In a telephone conference, report contributor Edward Maibach of George Mason University in Fairfax, Va., said, "Climate change is affecting our health now and will more in the future…."

 

"These are all problems we have today, but they will intensify with climate change," said blueprint lead author Jonathan Patz of the University of Wisconsin.

Maibach is apparently a favorite in the USA Today environmental reporters' Rolodexes, while Patz toils within his university's Nelson Institute Center for Sustainability and Global Environment, which "is supported by government research grants, corporate gifts, and private funds." Last year the Nelson Institute reported nearly $7.5 million in income, including $2.1 million from the state and $3.6 million in federal grants. Of that, $1.6 million fed into the CSAGE. That keeps those Madison profs happy.

Oh, and Patz is "a Lead Author on IPCC reports for 1995, 1998, 2001, and 2007, (and) shares in the 2007 Nobel Peace Prize awarded to the IPCC and Al Gore." Just tryin' to help ya finish your job, Doyle.

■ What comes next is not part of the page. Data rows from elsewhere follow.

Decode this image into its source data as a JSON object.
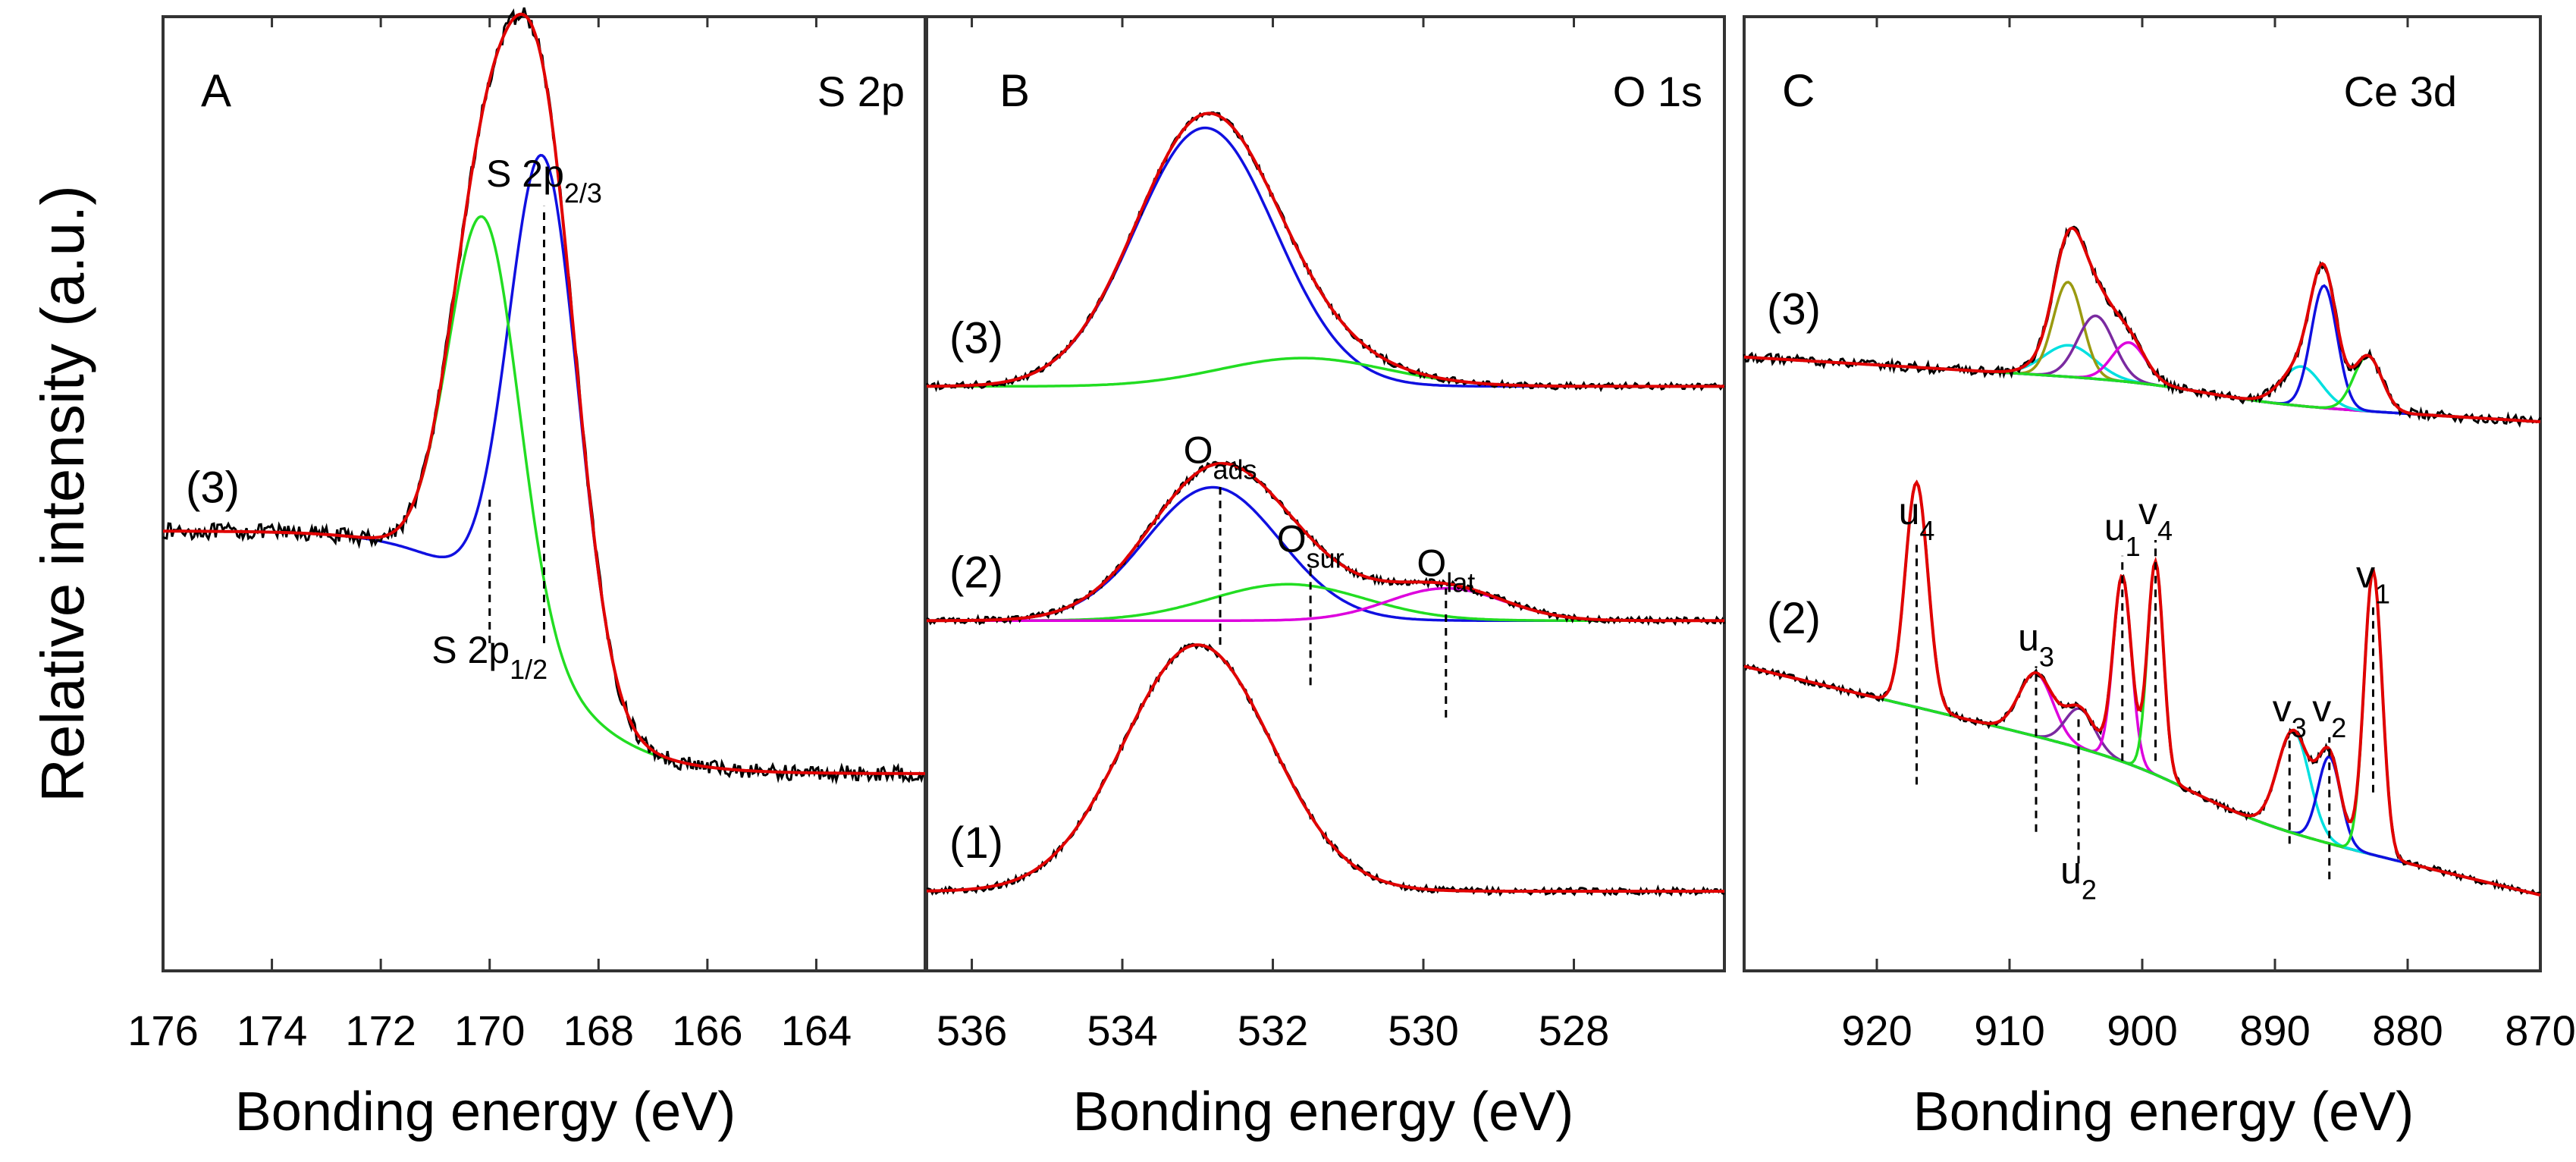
{
  "figure": {
    "ylabel": "Relative intensity (a.u.)"
  },
  "colors": {
    "measured": "#000000",
    "envelope": "#e00000",
    "blue": "#1010e0",
    "green": "#22dd22",
    "magenta": "#dd00dd",
    "cyan": "#00e0e0",
    "olive": "#9a9a10",
    "purple": "#7a2aa0",
    "axis": "#333333"
  },
  "chart_data": [
    {
      "type": "line",
      "panel": "A",
      "region": "S 2p",
      "xlabel": "Bonding energy (eV)",
      "xlim": [
        176,
        162
      ],
      "xticks": [
        176,
        174,
        172,
        170,
        168,
        166,
        164
      ],
      "x_reversed": true,
      "y_units": "relative intensity (a.u., normalized 0-1)",
      "ylim": [
        0,
        1
      ],
      "baseline_left": 0.372,
      "baseline_right": 0.0,
      "spectra": [
        {
          "label": "(3)",
          "offset": 0.0,
          "noise": 0.012,
          "components": [
            {
              "color": "blue",
              "center": 169.0,
              "fwhm": 1.5,
              "height": 0.78
            },
            {
              "color": "green",
              "center": 170.1,
              "fwhm": 1.5,
              "height": 0.58
            }
          ]
        }
      ],
      "annotations": [
        {
          "text": "S 2p",
          "sub": "2/3",
          "x": 169.0,
          "marker_from": 0.2,
          "marker_to": 0.87,
          "label_y": 0.9
        },
        {
          "text": "S 2p",
          "sub": "1/2",
          "x": 170.0,
          "marker_from": 0.2,
          "marker_to": 0.42,
          "label_y": 0.17
        }
      ]
    },
    {
      "type": "line",
      "panel": "B",
      "region": "O 1s",
      "xlabel": "Bonding energy (eV)",
      "xlim": [
        536.6,
        526.0
      ],
      "xticks": [
        536,
        534,
        532,
        530,
        528
      ],
      "x_reversed": true,
      "y_units": "relative intensity (a.u., normalized 0-1)",
      "ylim": [
        0,
        1
      ],
      "baseline_left": 0.0,
      "baseline_right": 0.0,
      "spectra": [
        {
          "label": "(3)",
          "offset": 0.625,
          "noise": 0.004,
          "components": [
            {
              "color": "blue",
              "center": 532.9,
              "fwhm": 2.2,
              "height": 0.32
            },
            {
              "color": "green",
              "center": 531.6,
              "fwhm": 2.6,
              "height": 0.035
            }
          ]
        },
        {
          "label": "(2)",
          "offset": 0.335,
          "noise": 0.004,
          "components": [
            {
              "color": "blue",
              "center": 532.8,
              "fwhm": 2.1,
              "height": 0.165
            },
            {
              "color": "green",
              "center": 531.8,
              "fwhm": 2.4,
              "height": 0.045
            },
            {
              "color": "magenta",
              "center": 529.7,
              "fwhm": 1.8,
              "height": 0.04
            }
          ]
        },
        {
          "label": "(1)",
          "offset": 0.0,
          "noise": 0.004,
          "components": [
            {
              "color": "red",
              "center": 533.0,
              "fwhm": 2.3,
              "height": 0.305
            }
          ]
        }
      ],
      "annotations": [
        {
          "text": "O",
          "sub": "ads",
          "x": 532.7,
          "marker_from": 0.305,
          "marker_to": 0.505,
          "label_y": 0.53
        },
        {
          "text": "O",
          "sub": "sur",
          "x": 531.5,
          "marker_from": 0.255,
          "marker_to": 0.4,
          "label_y": 0.42
        },
        {
          "text": "O",
          "sub": "lat",
          "x": 529.7,
          "marker_from": 0.215,
          "marker_to": 0.375,
          "label_y": 0.39
        }
      ]
    },
    {
      "type": "line",
      "panel": "C",
      "region": "Ce 3d",
      "xlabel": "Bonding energy (eV)",
      "xlim": [
        930.0,
        870.0
      ],
      "xticks": [
        920,
        910,
        900,
        890,
        880,
        870
      ],
      "x_reversed": true,
      "y_units": "relative intensity (a.u., normalized 0-1)",
      "ylim": [
        0,
        1
      ],
      "baseline_left": 0.0,
      "baseline_right": 0.0,
      "spectra": [
        {
          "label": "(3)",
          "offset": 0.6,
          "baseline_left": 0.06,
          "baseline_right": 0.0,
          "baseline_step": {
            "center": 895.0,
            "width": 3.0,
            "height": 0.022
          },
          "noise": 0.006,
          "components": [
            {
              "color": "cyan",
              "center": 905.5,
              "fwhm": 4.5,
              "height": 0.04
            },
            {
              "color": "olive",
              "center": 905.6,
              "fwhm": 2.6,
              "height": 0.12
            },
            {
              "color": "purple",
              "center": 903.5,
              "fwhm": 3.2,
              "height": 0.08
            },
            {
              "color": "magenta",
              "center": 901.0,
              "fwhm": 3.0,
              "height": 0.05
            },
            {
              "color": "cyan",
              "center": 888.0,
              "fwhm": 3.5,
              "height": 0.05
            },
            {
              "color": "blue",
              "center": 886.3,
              "fwhm": 2.3,
              "height": 0.155
            },
            {
              "color": "green",
              "center": 883.0,
              "fwhm": 2.5,
              "height": 0.07
            }
          ]
        },
        {
          "label": "(2)",
          "offset": 0.0,
          "baseline_left": 0.24,
          "baseline_right": 0.0,
          "baseline_step": {
            "center": 896.0,
            "width": 3.0,
            "height": 0.05
          },
          "noise": 0.004,
          "components": [
            {
              "color": "green",
              "center": 917.0,
              "fwhm": 2.0,
              "height": 0.285
            },
            {
              "color": "magenta",
              "center": 908.0,
              "fwhm": 3.0,
              "height": 0.08
            },
            {
              "color": "purple",
              "center": 904.7,
              "fwhm": 2.6,
              "height": 0.05
            },
            {
              "color": "magenta",
              "center": 901.5,
              "fwhm": 1.6,
              "height": 0.235
            },
            {
              "color": "green",
              "center": 899.0,
              "fwhm": 1.4,
              "height": 0.27
            },
            {
              "color": "cyan",
              "center": 888.6,
              "fwhm": 2.8,
              "height": 0.13
            },
            {
              "color": "blue",
              "center": 885.9,
              "fwhm": 2.0,
              "height": 0.11
            },
            {
              "color": "green",
              "center": 882.6,
              "fwhm": 1.6,
              "height": 0.36
            }
          ]
        }
      ],
      "annotations": [
        {
          "text": "u",
          "sub": "4",
          "x": 917.0,
          "marker_from": 0.14,
          "marker_to": 0.45,
          "label_y": 0.47
        },
        {
          "text": "u",
          "sub": "3",
          "x": 908.0,
          "marker_from": 0.08,
          "marker_to": 0.29,
          "label_y": 0.31
        },
        {
          "text": "u",
          "sub": "2",
          "x": 904.8,
          "marker_from": 0.04,
          "marker_to": 0.23,
          "label_y": 0.015
        },
        {
          "text": "u",
          "sub": "1",
          "x": 901.5,
          "marker_from": 0.17,
          "marker_to": 0.43,
          "label_y": 0.45
        },
        {
          "text": "v",
          "sub": "4",
          "x": 899.0,
          "marker_from": 0.17,
          "marker_to": 0.45,
          "label_y": 0.47
        },
        {
          "text": "v",
          "sub": "3",
          "x": 888.9,
          "marker_from": 0.065,
          "marker_to": 0.205,
          "label_y": 0.22
        },
        {
          "text": "v",
          "sub": "2",
          "x": 885.9,
          "marker_from": 0.02,
          "marker_to": 0.2,
          "label_y": 0.22
        },
        {
          "text": "v",
          "sub": "1",
          "x": 882.6,
          "marker_from": 0.13,
          "marker_to": 0.37,
          "label_y": 0.39
        }
      ]
    }
  ]
}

The U.S. rejected a Chinese proposal that developed countries should contribute a percentage of their gross domestic product to mitigate the effects of climate change.

 

China, the world's second-biggest emitter of carbon dioxide, called for developed nations to provide financial support of 0.5 percent of their GDP a year to help it and other developing nations fight global warming.